Chez la femme, de volumineuses hémorroïdes peuvent masquer une incontinence anale idiopathique liée à un syndrome du périnée descendant, d'où la nécessité d'une exploration fonctionnelle pré-opératoire (manométrie, électromiogramme, éventuellement défécographie et échographie sphinctérienne).

 

Conclusion

Lorsque l'indication thérapeutique instrumentale ambulatoire ne paraît pas suffisamment valable, il faut savoir proposer la chirurgie et la préférer toujours aux solutions intermédiaires d'attente.

La simplicité du geste chirurgical dans les mains d'un opérateur averti, les suites simples, relativement peu douloureuses, toujours contrôlées, la qualité et la durabilité des résultats sont autant d'éléments qui ne doivent plus retarder son indication, seule valable dans des cas bien précis.

 

Fig. 1 : Plurithrombose hémorroïdaire externe isolée.

Fig. 2 : Papilles hypertrophiées intracanalaires très inflammatoires.

Fig. 3 : Papilles hypertrophiées et thrombose interne intracanalaire.
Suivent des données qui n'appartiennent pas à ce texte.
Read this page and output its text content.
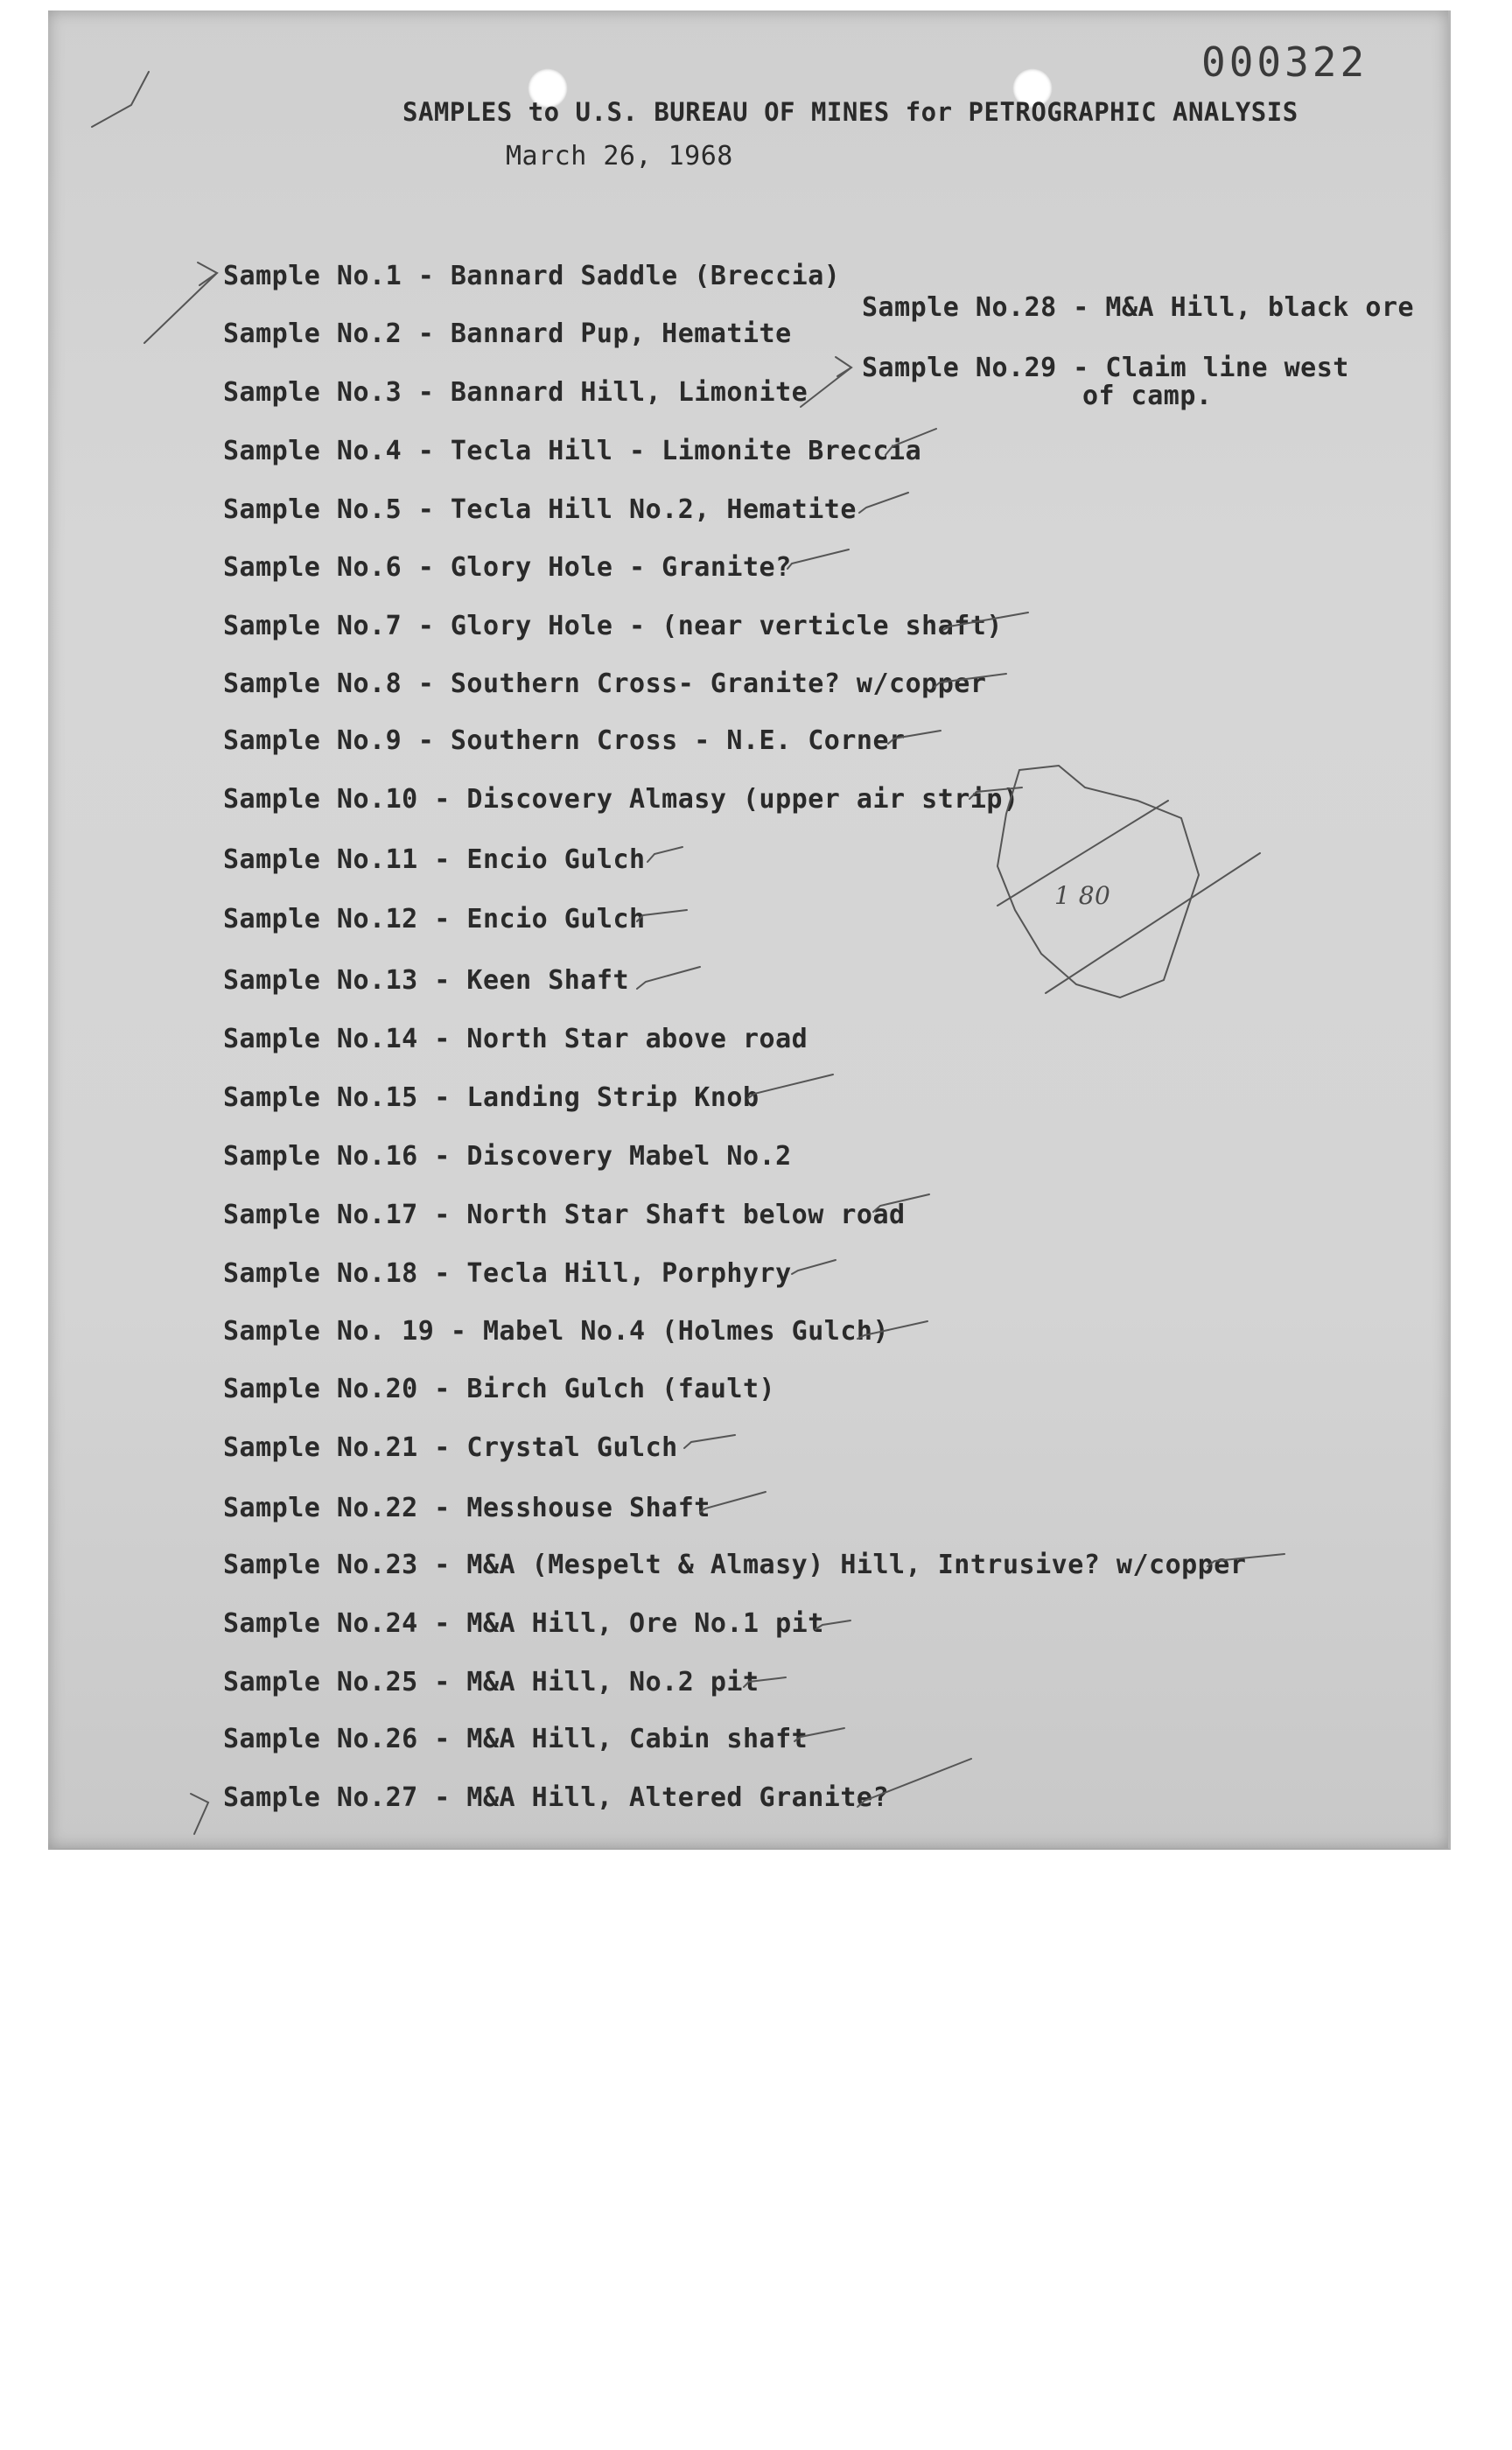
000322
SAMPLES to U.S. BUREAU OF MINES for PETROGRAPHIC ANALYSIS
March 26, 1968
Sample No.28 - M&A Hill, black ore
Sample No.29 - Claim line west
of camp.
Sample No.1 - Bannard Saddle (Breccia)
Sample No.2 - Bannard Pup, Hematite
Sample No.3 - Bannard Hill, Limonite
Sample No.4 - Tecla Hill - Limonite Breccia
Sample No.5 - Tecla Hill No.2, Hematite
Sample No.6 - Glory Hole - Granite?
Sample No.7 - Glory Hole - (near verticle shaft)
Sample No.8 - Southern Cross- Granite? w/copper
Sample No.9 - Southern Cross - N.E. Corner
Sample No.10 - Discovery Almasy (upper air strip)
Sample No.11 - Encio Gulch
Sample No.12 - Encio Gulch
Sample No.13 - Keen Shaft
Sample No.14 - North Star above road
Sample No.15 - Landing Strip Knob
Sample No.16 - Discovery Mabel No.2
Sample No.17 - North Star Shaft below road
Sample No.18 - Tecla Hill, Porphyry
Sample No. 19 - Mabel No.4 (Holmes Gulch)
Sample No.20 - Birch Gulch (fault)
Sample No.21 - Crystal Gulch
Sample No.22 - Messhouse Shaft
Sample No.23 - M&A (Mespelt & Almasy) Hill, Intrusive? w/copper
Sample No.24 - M&A Hill, Ore No.1 pit
Sample No.25 - M&A Hill, No.2 pit
Sample No.26 - M&A Hill, Cabin shaft
Sample No.27 - M&A Hill, Altered Granite?
1 80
Fig. 4 : Thrombose hémorroïdaire externe œdématiée. A noter le volumineux œdème qui couvre les 3/4 de la circonférence anale.

Fig. 5 : Thrombose hémorroïdaire interne prolabée et devenue irréductible (ou prolapsus hémorroïdaire étranglé). Noter le bourrelet d'œdème très induré et atrocement douloureux et la zone de nécrose centrale.

Fig. 6 : Injection sclérosante à travers l'anuscope.

Fig. 7 : Hémorroïdes luxées par l'anuscope. Noter la pénétration strictement sous-muqueuse de l'aiguille dans la zone sus-hémorroïdaire.

Fig. 8 : L'applicateur manuel de photocoagulation.

Fig. 9 : Aspect local immédiatement après l'application.

Fig. 10 : Prolapsus hémorroïdaire circulaire étranglé. Chirurgie d'urgence. Extériorisation en 3 paquets.

Fig. 11 : Dissection et ligature. Noter sur la photo la ligature du paquet postéro-latéral droit.

Fig. 12 : Epluchage des ponts cutanéo-muqueux qui sont débarrassés de nombreuses microthromboses.

Fig. 13 : Temps final : malgré l'importance des lésions, noter l'existence de 3 petites plaies séparées par des ponts cutanéo-muqueux larges et souples afin de conserver le maximum de sensibilité et d'éviter les rétrécissements.